Recent reports and key housing market indicators are already showing the fulfillment of previous predictions. Across the nation, markets are becoming more about demand and less about supply.
California, the other traditionally in-demand markets of Las Vegas, Reno, and Phoenix, and recovery contender Detroit, are surging ahead with the highest increases in list prices and sales. As Realtor.com states, “This underscores the uneven nature of the housing recovery and its dependence on the strength of the local economy.” Housing market normalization is inseparably tied to economic recovery, and generates a feedback loop of each strengthening the other. Most markets across the nation fall into the middle category between the top movers and struggling low markets. The big picture is one of gradual stabilization in the economy and the housing market.
The start of the school year signals the end of the peak home buying season, and analysis of the summer’s reports show the roller coaster ride we’ve been on is also at an end. As Realtor.com reports, three of the “key [housing market] indicators – inventory count, median age and median list price [are] signaling a leveling of the market.”

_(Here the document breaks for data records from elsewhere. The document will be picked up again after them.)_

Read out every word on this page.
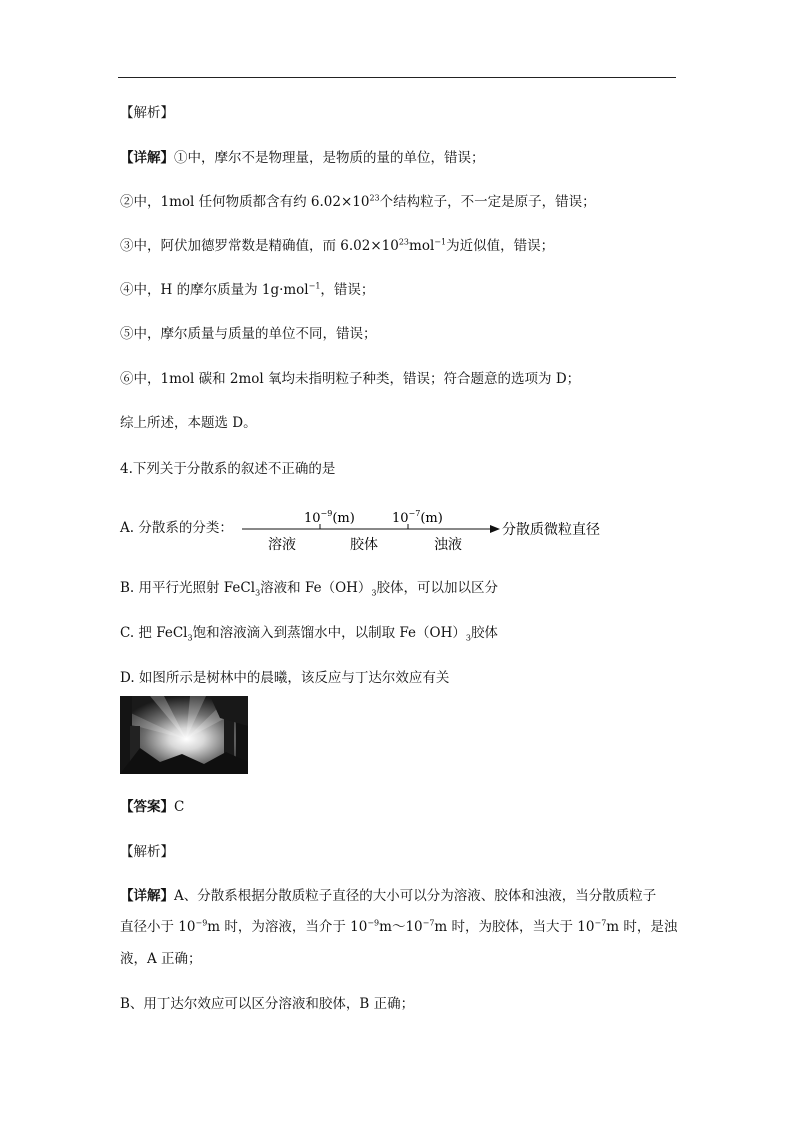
【解析】
【详解】①中，摩尔不是物理量，是物质的量的单位，错误；
②中，1mol 任何物质都含有约 $6.02\times 10^{23}$个结构粒子，不一定是原子，错误；
③中，阿伏加德罗常数是精确值，而 $6.02\times 10^{23}mol^{-1}$为近似值，错误；
④中，H 的摩尔质量为 1g·mol$^{-1}$，错误；
⑤中，摩尔质量与质量的单位不同，错误；
⑥中，1mol 碳和 2mol 氧均未指明粒子种类，错误；符合题意的选项为 D；
综上所述，本题选 D。
4.下列关于分散系的叙述不正确的是
A. 分散系的分类：
$10^{-9}(m)$	$10^{-7}(m)$
溶液	胶体	浊液
分散质微粒直径
B. 用平行光照射 FeCl$_3$溶液和 $Fe(OH)_3$胶体，可以加以区分
C. 把 FeCl$_3$饱和溶液滴入到蒸馏水中，以制取 $Fe(OH)_3$胶体
D. 如图所示是树林中的晨曦，该反应与丁达尔效应有关
【答案】C
【解析】
【详解】A、分散系根据分散质粒子直径的大小可以分为溶液、胶体和浊液，当分散质粒子
直径小于 $10^{-9}m$ 时，为溶液，当介于 $10^{-9}m\sim 10^{-7}m$ 时，为胶体，当大于 $10^{-7}m$ 时，是浊
液，A 正确；
B、用丁达尔效应可以区分溶液和胶体，B 正确；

Inventories are stabilizing. Shifting from the dramatic overage to the drastic shortage, the new mix of existing and new homes for sale are giving buyer’s more and better options, helping to generate moderate (i.e. sustainable) across-the -board price increases. The median age of inventory for July is 85 days, meaning the average time a home sits from listing to sale is less than three months, which is still pretty fast: only about 6% longer than the previous month while almost 17% lower than last year’s slow surplus. The median list price (nationwide) is just under $200,000, up 5.27% from last year. The average price increase is caused by small gains in hotter markets coupled with several more “negative” markets, markets that have been showing average price declines from the previous year, climbing back into the black.

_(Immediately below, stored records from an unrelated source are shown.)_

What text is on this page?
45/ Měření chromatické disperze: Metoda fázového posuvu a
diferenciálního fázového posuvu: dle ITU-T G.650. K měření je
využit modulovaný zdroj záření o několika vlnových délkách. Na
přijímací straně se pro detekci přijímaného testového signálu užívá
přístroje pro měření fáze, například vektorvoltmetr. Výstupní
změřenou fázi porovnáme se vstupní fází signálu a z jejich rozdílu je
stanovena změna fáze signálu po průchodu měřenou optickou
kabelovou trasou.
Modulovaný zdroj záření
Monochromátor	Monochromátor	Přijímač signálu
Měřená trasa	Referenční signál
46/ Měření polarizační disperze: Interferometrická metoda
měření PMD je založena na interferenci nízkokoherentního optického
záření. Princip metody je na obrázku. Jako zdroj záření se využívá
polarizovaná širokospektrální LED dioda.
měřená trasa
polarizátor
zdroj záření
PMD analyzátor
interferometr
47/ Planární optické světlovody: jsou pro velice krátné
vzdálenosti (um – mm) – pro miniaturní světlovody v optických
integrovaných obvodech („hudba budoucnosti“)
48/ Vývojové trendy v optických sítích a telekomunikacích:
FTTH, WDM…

The overall effect of this normalization is balance; something many real estate professionals have rarely seen. No big winners, no big losers, just the balanced interplay of buyers and sellers in a market that reflects fair value. New home construction is back on track in much of the country, providing a welcome economic boost in construction and materials jobs while providing the inventory options to meet buyer demands while still contributing to the stabilization of home values.